Recientemente, la Agencia Espacial Europea (ESA) presentó una impresionante imagen del núcleo de la Vía Láctea, capturada por el telescopio espacial Euclid. Esta imagen, que se considera la más grande y detallada en luz visible de esta región galáctica, muestra más de 60 millones de estrellas, así como nebulosas y cúmulos estelares. Sin embargo, lo más sorprendente es que esta observación no fue parte del plan original del telescopio, que fue diseñado principalmente para estudiar los misterios del universo oscuro.
Todo comenzó cuando un grupo de científicos planteó la posibilidad de redirigir temporalmente el enfoque de Euclid hacia el bulbo galáctico, una zona de alta densidad estelar en el centro de nuestra galaxia. Xavier Dupac, científico de la misión Euclid, explicó que normalmente el telescopio se dedica a explorar el espacio profundo y esta vez se dirigió hacia un área mucho más poblada. Esta decisión resultó en un extraordinario mosaico de imágenes, que no solo es más grande que la Luna llena, sino que también ofrece una gran cantidad de datos para los astrónomos.
La capacidad de resolución y sensibilidad del telescopio posibilitó la distinción de estrellas individuales, incluso las que son más tenues, dentro de esa región densa. Además, duplica las posibilidades estadísticamente de encontrar exoplanetas en medio de todas esas estrellas. Desde que se comenzó la búsqueda de mundos fuera de nuestro sistema solar, la NASA ha contabilizado más de 6,000 exoplanetas descubiertos, y la nueva imagen de Euclid podría ayudar a medir la masa de estos cuerpos celestes, lo que incluye pistas relevantes sobre su potencial para albergar vida.

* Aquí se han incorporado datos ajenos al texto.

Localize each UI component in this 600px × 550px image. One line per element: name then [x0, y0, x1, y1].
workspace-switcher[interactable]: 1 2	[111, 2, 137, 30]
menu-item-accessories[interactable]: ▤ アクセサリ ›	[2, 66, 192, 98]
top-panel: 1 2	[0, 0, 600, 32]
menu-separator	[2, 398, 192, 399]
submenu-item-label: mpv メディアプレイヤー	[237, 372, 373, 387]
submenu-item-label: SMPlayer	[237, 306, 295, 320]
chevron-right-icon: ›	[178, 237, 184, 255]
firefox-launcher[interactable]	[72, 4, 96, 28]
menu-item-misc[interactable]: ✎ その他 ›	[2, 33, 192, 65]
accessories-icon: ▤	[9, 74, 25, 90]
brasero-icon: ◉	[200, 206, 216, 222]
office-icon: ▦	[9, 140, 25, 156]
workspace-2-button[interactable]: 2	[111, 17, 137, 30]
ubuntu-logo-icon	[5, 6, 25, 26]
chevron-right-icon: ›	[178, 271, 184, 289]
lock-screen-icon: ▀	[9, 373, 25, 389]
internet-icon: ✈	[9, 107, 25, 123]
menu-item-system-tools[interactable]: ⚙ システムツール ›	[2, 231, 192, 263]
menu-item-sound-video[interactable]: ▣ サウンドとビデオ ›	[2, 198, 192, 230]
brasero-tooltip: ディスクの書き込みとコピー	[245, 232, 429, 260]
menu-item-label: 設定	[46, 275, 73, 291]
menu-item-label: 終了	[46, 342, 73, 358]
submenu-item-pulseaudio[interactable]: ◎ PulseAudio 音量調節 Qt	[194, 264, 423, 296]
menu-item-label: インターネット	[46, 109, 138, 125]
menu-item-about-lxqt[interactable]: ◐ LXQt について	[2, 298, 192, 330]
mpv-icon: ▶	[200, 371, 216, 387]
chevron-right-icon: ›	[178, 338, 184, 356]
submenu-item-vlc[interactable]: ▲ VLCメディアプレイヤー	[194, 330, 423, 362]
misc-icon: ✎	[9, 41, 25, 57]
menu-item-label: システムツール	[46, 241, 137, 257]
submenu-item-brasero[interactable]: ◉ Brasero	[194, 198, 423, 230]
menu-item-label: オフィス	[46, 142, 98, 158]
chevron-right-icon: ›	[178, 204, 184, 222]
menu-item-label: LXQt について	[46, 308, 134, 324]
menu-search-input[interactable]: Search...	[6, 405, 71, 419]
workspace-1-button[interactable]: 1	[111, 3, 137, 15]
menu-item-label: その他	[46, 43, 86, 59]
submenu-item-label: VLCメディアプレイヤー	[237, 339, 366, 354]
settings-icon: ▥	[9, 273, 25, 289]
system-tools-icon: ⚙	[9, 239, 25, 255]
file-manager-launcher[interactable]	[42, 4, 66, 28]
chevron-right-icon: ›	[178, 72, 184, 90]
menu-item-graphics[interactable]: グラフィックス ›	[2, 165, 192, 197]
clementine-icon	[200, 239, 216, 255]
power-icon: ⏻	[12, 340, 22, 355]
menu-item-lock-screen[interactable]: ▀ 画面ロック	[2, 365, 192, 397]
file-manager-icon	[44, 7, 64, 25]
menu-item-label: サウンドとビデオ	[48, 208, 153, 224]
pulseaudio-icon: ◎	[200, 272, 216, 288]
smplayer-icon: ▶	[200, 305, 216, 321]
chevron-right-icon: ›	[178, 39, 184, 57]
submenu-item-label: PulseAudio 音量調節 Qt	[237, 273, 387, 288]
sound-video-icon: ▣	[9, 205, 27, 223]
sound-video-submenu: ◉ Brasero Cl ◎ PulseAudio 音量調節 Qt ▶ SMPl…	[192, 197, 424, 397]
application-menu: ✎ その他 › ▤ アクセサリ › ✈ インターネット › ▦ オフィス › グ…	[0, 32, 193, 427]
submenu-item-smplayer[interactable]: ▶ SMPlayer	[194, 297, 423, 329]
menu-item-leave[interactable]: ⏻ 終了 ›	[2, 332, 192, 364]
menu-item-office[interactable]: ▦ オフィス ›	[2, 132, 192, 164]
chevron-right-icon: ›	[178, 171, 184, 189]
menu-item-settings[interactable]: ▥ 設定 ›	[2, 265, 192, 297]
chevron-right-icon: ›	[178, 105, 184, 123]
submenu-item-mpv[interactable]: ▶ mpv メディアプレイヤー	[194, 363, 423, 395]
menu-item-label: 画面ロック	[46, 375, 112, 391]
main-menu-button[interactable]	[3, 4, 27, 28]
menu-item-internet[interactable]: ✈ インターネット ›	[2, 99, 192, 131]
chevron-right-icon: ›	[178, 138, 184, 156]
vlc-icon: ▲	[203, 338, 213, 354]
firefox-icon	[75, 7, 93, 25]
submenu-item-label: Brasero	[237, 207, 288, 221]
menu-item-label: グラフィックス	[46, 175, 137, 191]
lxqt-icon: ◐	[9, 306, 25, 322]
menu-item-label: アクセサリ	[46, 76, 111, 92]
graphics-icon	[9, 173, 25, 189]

La técnica de microlente, que permite a los telescopios identificar exoplanetas, surge cuando una estrella pasa casi directamente frente a otra, amplificando así la luz de la que está detrás. Si un planeta orbita la estrella más cercana, el cambio en el brillo de la luz puede revelar su presencia, lo que lleva a Dupac a afirmar que «si tenemos suerte, es posible identificar uno o más planetas». No obstante, el evento de microlente requiere observaciones que superan los 20 días, algo que la misión de un solo día de Euclid no pudo cubrir, aunque este esfuerzo inicial podrá servir de referencia para futuros telescopios.
Por ejemplo, el telescopio espacial Nancy Grace Roman de la NASA, que está programado para lanzarse en la próxima década, estará en buena posición para recoger datos en el mismo sector del cielo que Euclid ya ha fotografiado. Esto permitirá a los científicos compararlos y confirmar la existencia de exoplanetas al observar eventos de microlente en esa área. Valeria Pettorino, otra investigadora de la ESA, comentó que esta imagen podría conducir a la identificación de más de mil nuevos planetas, muchos de los cuales serían fríos y podrían pertenecer a sistemas lejanos.
Además de la búsqueda de exoplanetas, la imagen de Euclid puede ayudar en una variedad de investigaciones científicas, incluyendo el estudio de enanas marrones, sistemas estelares binarios y la dinámica de las estrellas en nuestra galaxia. Debido a la complejidad de los movimientos estelares y la distribución del polvo intergaláctico, estos datos permitirán comprender mejor la estructura y evolución de la Vía Láctea.
Por último, mientras los científicos continúan analizando la calidad y el alcance de los datos proporcionados por Euclid, el descubrimiento de la masa de exoplanetas puede revelar información crucial sobre su estructura y, potencialmente, su capacidad para albergar vida. La fascinación por el espacio y los misterios que éste encierra no hace más que crecer cada día, y la misión Euclid representa un paso significativo hacia la comprensión de nuestro lugar en el universo.